A eficiência da política antidrogas brasileira
Enviada em 23/07/2021
Enquanto Equador, Argentina e Uruguai já legalizaram o uso de drogas, no Brasil, ao contrário, apenas em 2006, com a Lei de Drogas, ocorreu a diferenciação entre traficante e usuário na legislação. Com isso, fica claro o atraso do país no debate, o que gera questionamentos sobre a eficácia da política antidrogas brasileira. Desse modo, cabe analisar a necessidade de estudar o tráfico de forma mais ampla e de maiores investimentos na política educacional contra o uso de substâncias ilícitas.
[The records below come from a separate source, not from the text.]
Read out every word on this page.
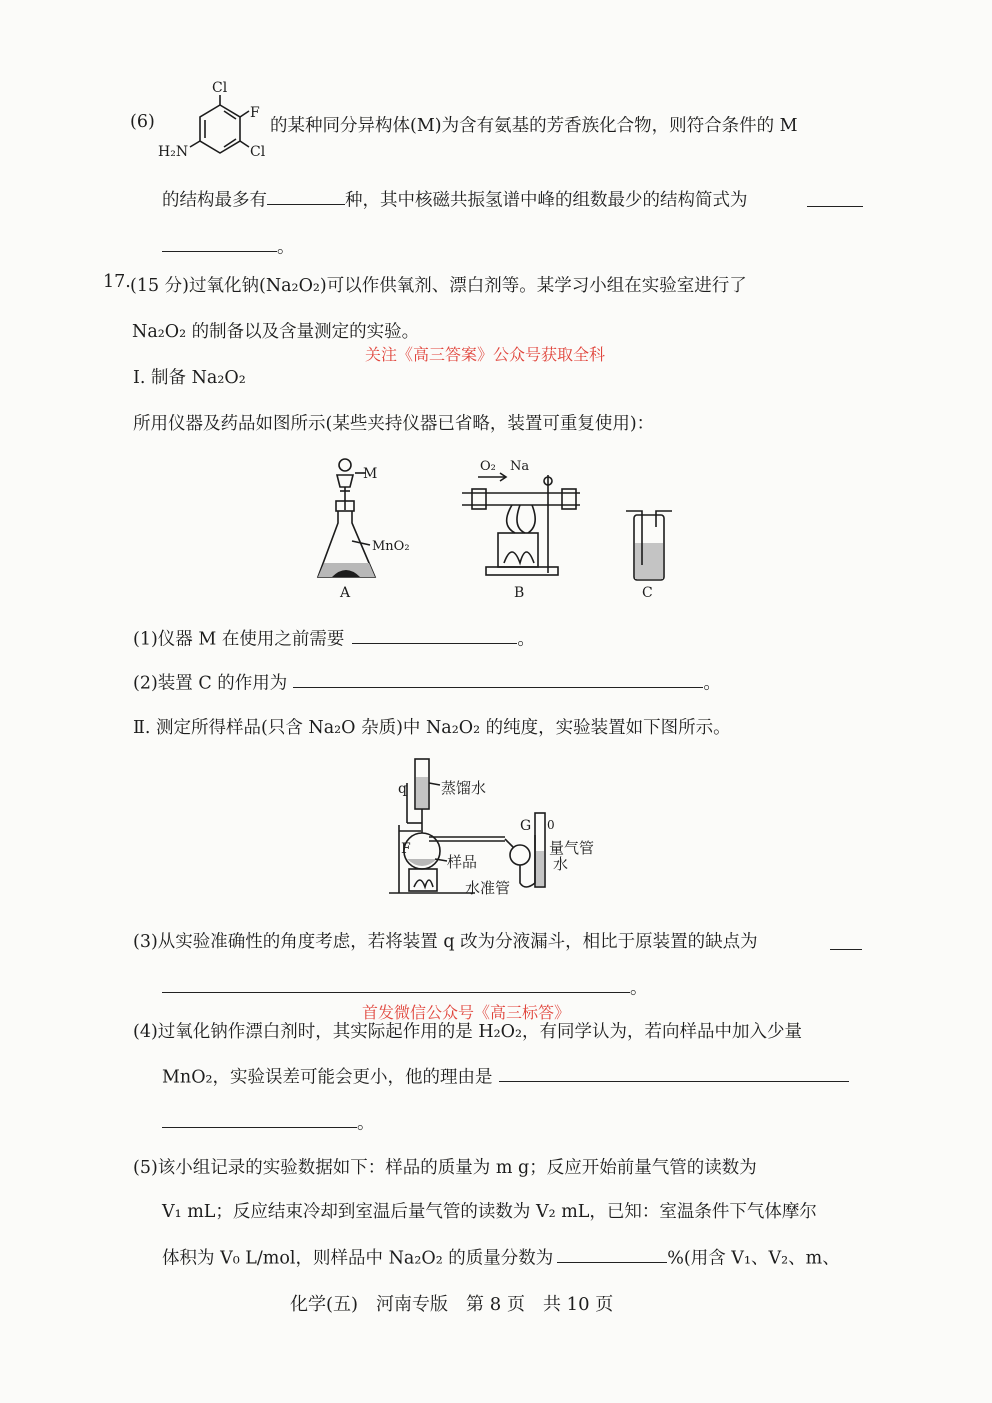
(6)
Cl
F
H₂N	Cl
的某种同分异构体(M)为含有氨基的芳香族化合物，则符合条件的 M
的结构最多有	种，其中核磁共振氢谱中峰的组数最少的结构简式为
。
17. (15 分)过氧化钠(Na₂O₂)可以作供氧剂、漂白剂等。某学习小组在实验室进行了
Na₂O₂ 的制备以及含量测定的实验。
关注《高三答案》公众号获取全科
Ⅰ. 制备 Na₂O₂
所用仪器及药品如图所示(某些夹持仪器已省略，装置可重复使用)：
M
MnO₂
A
O₂ Na
B	C
(1)仪器 M 在使用之前需要	。
(2)装置 C 的作用为	。
Ⅱ. 测定所得样品(只含 Na₂O 杂质)中 Na₂O₂ 的纯度，实验装置如下图所示。
q 蒸馏水
F
样品
水准管
G 0
量气管
水
(3)从实验准确性的角度考虑，若将装置 q 改为分液漏斗，相比于原装置的缺点为
。
首发微信公众号《高三标答》
(4)过氧化钠作漂白剂时，其实际起作用的是 H₂O₂，有同学认为，若向样品中加入少量
MnO₂，实验误差可能会更小，他的理由是
。
(5)该小组记录的实验数据如下：样品的质量为 m g；反应开始前量气管的读数为
V₁ mL；反应结束冷却到室温后量气管的读数为 V₂ mL，已知：室温条件下气体摩尔
体积为 V₀ L/mol，则样品中 Na₂O₂ 的质量分数为	%(用含 V₁、V₂、m、
化学(五)　河南专版　第 8 页　共 10 页
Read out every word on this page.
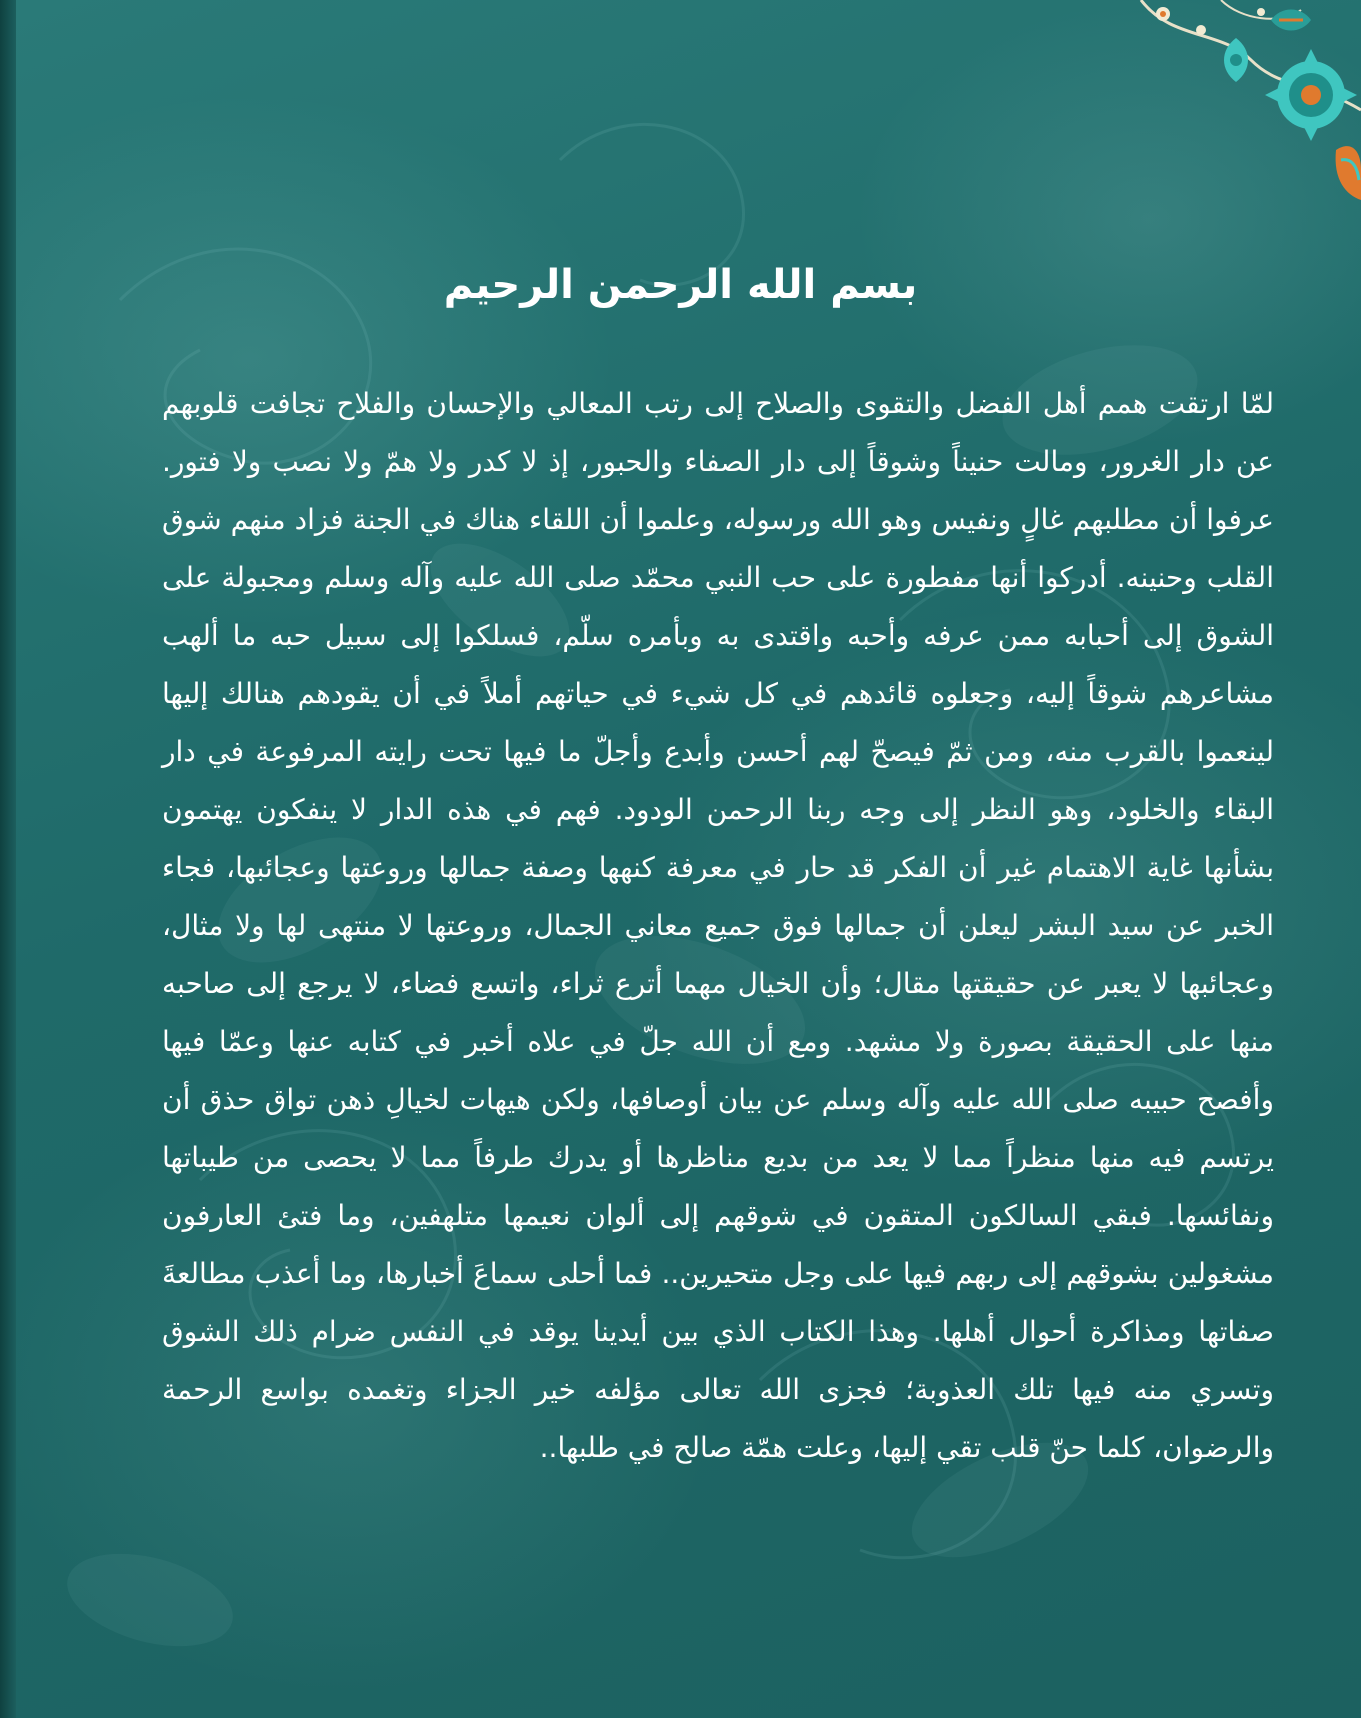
بسم الله الرحمن الرحيم

لمّا ارتقت همم أهل الفضل والتقوى والصلاح إلى رتب المعالي والإحسان والفلاح تجافت قلوبهم عن دار الغرور، ومالت حنيناً وشوقاً إلى دار الصفاء والحبور، إذ لا كدر ولا همّ ولا نصب ولا فتور. عرفوا أن مطلبهم غالٍ ونفيس وهو الله ورسوله، وعلموا أن اللقاء هناك في الجنة فزاد منهم شوق القلب وحنينه. أدركوا أنها مفطورة على حب النبي محمّد صلى الله عليه وآله وسلم ومجبولة على الشوق إلى أحبابه ممن عرفه وأحبه واقتدى به وبأمره سلّم، فسلكوا إلى سبيل حبه ما ألهب مشاعرهم شوقاً إليه، وجعلوه قائدهم في كل شيء في حياتهم أملاً في أن يقودهم هنالك إليها لينعموا بالقرب منه، ومن ثمّ فيصحّ لهم أحسن وأبدع وأجلّ ما فيها تحت رايته المرفوعة في دار البقاء والخلود، وهو النظر إلى وجه ربنا الرحمن الودود. فهم في هذه الدار لا ينفكون يهتمون بشأنها غاية الاهتمام غير أن الفكر قد حار في معرفة كنهها وصفة جمالها وروعتها وعجائبها، فجاء الخبر عن سيد البشر ليعلن أن جمالها فوق جميع معاني الجمال، وروعتها لا منتهى لها ولا مثال، وعجائبها لا يعبر عن حقيقتها مقال؛ وأن الخيال مهما أترع ثراء، واتسع فضاء، لا يرجع إلى صاحبه منها على الحقيقة بصورة ولا مشهد. ومع أن الله جلّ في علاه أخبر في كتابه عنها وعمّا فيها وأفصح حبيبه صلى الله عليه وآله وسلم عن بيان أوصافها، ولكن هيهات لخيالِ ذهن تواق حذق أن يرتسم فيه منها منظراً مما لا يعد من بديع مناظرها أو يدرك طرفاً مما لا يحصى من طيباتها ونفائسها. فبقي السالكون المتقون في شوقهم إلى ألوان نعيمها متلهفين، وما فتئ العارفون مشغولين بشوقهم إلى ربهم فيها على وجل متحيرين.. فما أحلى سماعَ أخبارها، وما أعذب مطالعةَ صفاتها ومذاكرة أحوال أهلها. وهذا الكتاب الذي بين أيدينا يوقد في النفس ضرام ذلك الشوق وتسري منه فيها تلك العذوبة؛ فجزى الله تعالى مؤلفه خير الجزاء وتغمده بواسع الرحمة والرضوان، كلما حنّ قلب تقي إليها، وعلت همّة صالح في طلبها..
Primeiramente, percebe-se que reconhecer a influência do tráfico para além dos traficantes regionais é essencial para garantir a efetividade das ações antidrogas no Brasil. Sobre esse ponto, de acordo com o Escritório das Nações Unidas sobre Drogas e Crimes (UNODC), em 2020, 269 milhões de pessoas usaram drogas, assim, nota-se que se trata de um problema global. Dessa maneira, se a política antidrogas lutar apenas contra o tráfico nacional, e somente contra os traficantes regionais, que nem sempre possuem contato com aqueles que produzem em larga escala e traficam para o país inteiro, de fato, tais programas terão uma eficiência baixa, pois isso não resolve a raiz do problema, isto é, a influência e ação global do narcotráfico. Por isso, é essencial reconhecer a dimensão internacional do problema e investir mais no trabalho com organizações internacionais, como a UNODC.
Ademais, para aumentar a eficiência da política contra as substâncias ilícitas, precisa-se de mais investimentos na educação. Acerca disso, o Proerd, Programa Educacional de Resistência às Drogas, faz um trabalho excelente na conscientização infantil e juvenil contra as drogas, em escolas públicas do Brasil. Entretanto, para ratificar ainda mais o objetivo do programa, é necessário que isso se torne um assunto recorrente no ambiente escolar, que é formador da cidadania, e não somente no período de aplicação do curso, e assim, os jovens possam, de maneira consciente e conhecendo os riscos e consequências do uso de drogas, optar por não utilizá-las. E isso, pois, como afirma a relatora especial da ONU sobre o direito à educação, Katarina Tomasevski, a educação é a chave para abrir outros direitos humanos, como o direito de ter o conhecimento necessário para dizer não às drogas.
Portanto, é necessário que o governo brasileiro tome medidas para aumentar a eficiência da política antidrogas brasileira. Diante disso, o Ministério da Educação, órgão do Poder Executivo responsável pelas questões educacionais em esfera nacional, deve criar um módulo de aulas que aborde todos os aspectos do uso de drogas. Isso deve ser feito em parceria com Proerd, mas também com aulas de Sociologia, para abordar o aspecto social, e Biologia, sobre o aspecto biológico. Por meio dessa ação, as políticas antidrogas serão mais eficientes e o Brasil avançará nesse debate, na América Latina.